03/16/16
Dear Alien,
So here I am again. Back in the dreaded 2 week wait after ovulation. And feeling symptomatic. This happens every single month. I feel stretching flutters in my lower abdomen. I google. I have an eye twitch. I google. My boobs hurt. I google. Everything tells me that I am pregnant. And my hopes start their steady incline toward convincing my head and my heart that this is the month that I will get the news that we are on our way to meeting you. Every month, I tell myself that I will keep these feelings to myself so not to get the hopes up of everyone else who is waiting on my body to do what it is supposed to. And every month, I inevitably tell your father. And your aunt. And your grandmother. And some of your honorary aunts. This month, I decided to share with you and only you. It will be our secret, hopefully the first of many that we will share throughout your life.
Two days ago, my nipples started hurting. I was so confused because I seemingly ovulated only a few days prior. I tried to ignore and then the stretching feeling plus some intense bloating started as well. It's progressed over the last few days.
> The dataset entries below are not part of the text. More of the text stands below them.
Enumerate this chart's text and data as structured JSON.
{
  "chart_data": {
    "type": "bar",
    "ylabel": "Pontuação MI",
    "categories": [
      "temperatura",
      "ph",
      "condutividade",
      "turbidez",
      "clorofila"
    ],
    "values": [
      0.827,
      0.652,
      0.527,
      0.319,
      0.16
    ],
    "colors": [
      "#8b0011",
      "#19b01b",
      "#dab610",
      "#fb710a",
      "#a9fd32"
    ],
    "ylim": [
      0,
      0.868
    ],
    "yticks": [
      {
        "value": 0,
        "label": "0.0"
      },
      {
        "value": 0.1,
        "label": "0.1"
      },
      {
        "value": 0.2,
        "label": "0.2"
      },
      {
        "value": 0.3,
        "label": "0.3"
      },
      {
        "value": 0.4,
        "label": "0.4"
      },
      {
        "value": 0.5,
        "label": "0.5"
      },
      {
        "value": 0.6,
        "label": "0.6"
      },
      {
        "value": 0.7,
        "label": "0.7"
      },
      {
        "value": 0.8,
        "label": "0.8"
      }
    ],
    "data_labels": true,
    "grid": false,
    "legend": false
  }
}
I started progesterone supplementing today so any pregnancy feelings will be taken over and simulated by the drug. My barometer on what is real and what is in my head will be eliminated as the progesterone makes me feel ALL of them. But I know myself and I will hang on to the few things I felt before I introduced the progesterone. Those things will monopolize the majority of the thoughts in my head over the next 12 days. I hope you inherit your father's calmer mind. And his nose.